I am a “discretionary rider” of the Metro System (I have a car and don’t use it when possible.) I commute to business meetings all over Los Angeles from my home in Sherman Oaks. Getting to a meeting downtown is much easier now with the Orange and Red Lines than before. Even getting to Westwood is OK via the 761. Both trips take about an hour from the Orange Line Van Nuys Station where I park my car. Unfortunately, it can also take an hour (or more!) from there to get to a meeting in Encino or Northridge or Glendale. And the buses continue to be erratic and unreliable in their scheduled stops. We are better off than ten years ago, but not that much better off. The delays and unpredictability of the bus lines continue to frustrate me as a discretionary rider, and I believe this does nothing for getting more drivers off the road. My two cents’ worth….
Great post, Fred. By the way, the eastside extension of the Gold Line opened in 2009, not 2006. That would’ve been great if it did but no, it happened in 2009.
I think it is easier than it used to be. But for it to work, you have to cooperate with it by structuring your life accordingly.
I choose to live in a walkable neighborhood with nearly every amenity I need in walking distance, accessible to multiple regular bus lines, with rail service one-seat away.
I’ve convinced people to try trains/ transit more often on the basis of the Gold Line from Union Station to Little Tokyo, a route that wasn’t there in 2001.
And that’s without the Regional Connector, which will make getting there even easier.
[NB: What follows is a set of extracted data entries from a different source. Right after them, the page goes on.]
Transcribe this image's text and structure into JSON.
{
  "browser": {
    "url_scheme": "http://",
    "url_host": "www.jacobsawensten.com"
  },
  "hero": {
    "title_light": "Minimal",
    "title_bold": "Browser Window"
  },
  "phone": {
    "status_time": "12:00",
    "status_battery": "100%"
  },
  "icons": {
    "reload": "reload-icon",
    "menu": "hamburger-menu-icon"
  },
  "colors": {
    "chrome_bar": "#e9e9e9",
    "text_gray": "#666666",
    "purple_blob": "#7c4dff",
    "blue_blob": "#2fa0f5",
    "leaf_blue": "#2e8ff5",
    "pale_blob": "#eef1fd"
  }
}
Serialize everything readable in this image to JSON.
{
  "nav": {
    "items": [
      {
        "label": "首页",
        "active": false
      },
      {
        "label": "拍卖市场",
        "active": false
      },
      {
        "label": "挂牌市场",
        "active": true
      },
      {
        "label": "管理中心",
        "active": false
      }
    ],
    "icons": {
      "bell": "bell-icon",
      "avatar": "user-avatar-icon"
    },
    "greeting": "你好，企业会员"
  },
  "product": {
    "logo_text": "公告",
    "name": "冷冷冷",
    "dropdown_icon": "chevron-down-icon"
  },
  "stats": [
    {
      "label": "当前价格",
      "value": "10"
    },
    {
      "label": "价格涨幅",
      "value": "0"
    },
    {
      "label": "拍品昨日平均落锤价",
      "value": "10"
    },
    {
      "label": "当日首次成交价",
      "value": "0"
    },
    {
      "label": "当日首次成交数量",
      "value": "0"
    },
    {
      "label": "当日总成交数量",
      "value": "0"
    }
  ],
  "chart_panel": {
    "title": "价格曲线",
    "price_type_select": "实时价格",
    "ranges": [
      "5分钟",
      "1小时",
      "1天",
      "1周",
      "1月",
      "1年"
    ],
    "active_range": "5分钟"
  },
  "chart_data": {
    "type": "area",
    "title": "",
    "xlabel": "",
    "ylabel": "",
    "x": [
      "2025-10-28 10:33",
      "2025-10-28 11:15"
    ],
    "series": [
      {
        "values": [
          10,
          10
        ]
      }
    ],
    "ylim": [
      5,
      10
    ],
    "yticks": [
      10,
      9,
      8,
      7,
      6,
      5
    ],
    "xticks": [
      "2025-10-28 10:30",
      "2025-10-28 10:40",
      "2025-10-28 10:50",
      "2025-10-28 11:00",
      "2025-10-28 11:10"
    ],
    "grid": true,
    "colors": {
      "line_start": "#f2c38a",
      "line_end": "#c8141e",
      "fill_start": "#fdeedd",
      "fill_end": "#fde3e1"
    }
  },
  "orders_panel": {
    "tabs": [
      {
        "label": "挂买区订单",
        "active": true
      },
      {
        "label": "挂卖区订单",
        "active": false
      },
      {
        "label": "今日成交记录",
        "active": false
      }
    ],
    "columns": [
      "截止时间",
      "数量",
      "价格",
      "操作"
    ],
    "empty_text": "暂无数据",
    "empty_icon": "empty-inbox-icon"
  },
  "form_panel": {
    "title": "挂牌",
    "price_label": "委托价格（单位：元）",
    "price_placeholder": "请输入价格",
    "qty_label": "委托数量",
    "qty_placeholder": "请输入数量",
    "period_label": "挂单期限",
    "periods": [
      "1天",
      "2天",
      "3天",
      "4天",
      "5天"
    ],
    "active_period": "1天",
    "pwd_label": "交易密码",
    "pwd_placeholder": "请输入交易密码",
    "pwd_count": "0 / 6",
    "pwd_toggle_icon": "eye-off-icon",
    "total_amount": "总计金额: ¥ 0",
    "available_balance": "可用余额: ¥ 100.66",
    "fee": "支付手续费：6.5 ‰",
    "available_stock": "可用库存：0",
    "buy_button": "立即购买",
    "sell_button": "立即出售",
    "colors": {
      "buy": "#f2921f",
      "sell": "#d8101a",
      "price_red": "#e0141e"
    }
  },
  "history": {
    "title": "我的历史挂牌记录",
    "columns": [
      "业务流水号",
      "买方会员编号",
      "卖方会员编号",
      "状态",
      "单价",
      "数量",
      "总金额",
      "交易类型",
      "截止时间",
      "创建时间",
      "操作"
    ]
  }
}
We still have improvements to make, but TAP and more rail lines will make things even better in the future.
Yes, but at the same time many people have also begun NOT to take public transit as well due to their non-sensical flat rate pay-per-boarding system.
Just as there are more people leaving their cars to public transit for longer distances, there are also those who initially tried out public transit, saw that it was too expensive and unreliable for shorter distances.
What Metro has done during the past decade is eliminate transfers, change to a pay-per-ride system, and alienate short distance transit riders away from public transit.
The effect that we see today is the loss of ridership from the short distance rider market where they have begun to seek alternate methods like bicycling, or investing $250 on a motorcycle safety course to get around the city on a 70-100 MPG scooter/motorcycle .
I imagine that trend will continue as fares will have to inevitably be raised as transit expands.
Just wait until we have to go to $2.00 and more per ride fares. More and more people will just ride scooters and motorcycles as it has been the trend across America, and Metro will be scratching their heads why transit ridership is decreasing.
It used to be cost of driving a car vs paying for “cheap” public transit. Times are changing where it’s now cost of driving a motorcycle/scooter vs paying for “expensive” public transit.
With Metro starting now to compete with more fuel efficient and more convenient scooters and motorcycles, it’s still going to be a no-win game for Metro under the pay per ride flat rate model.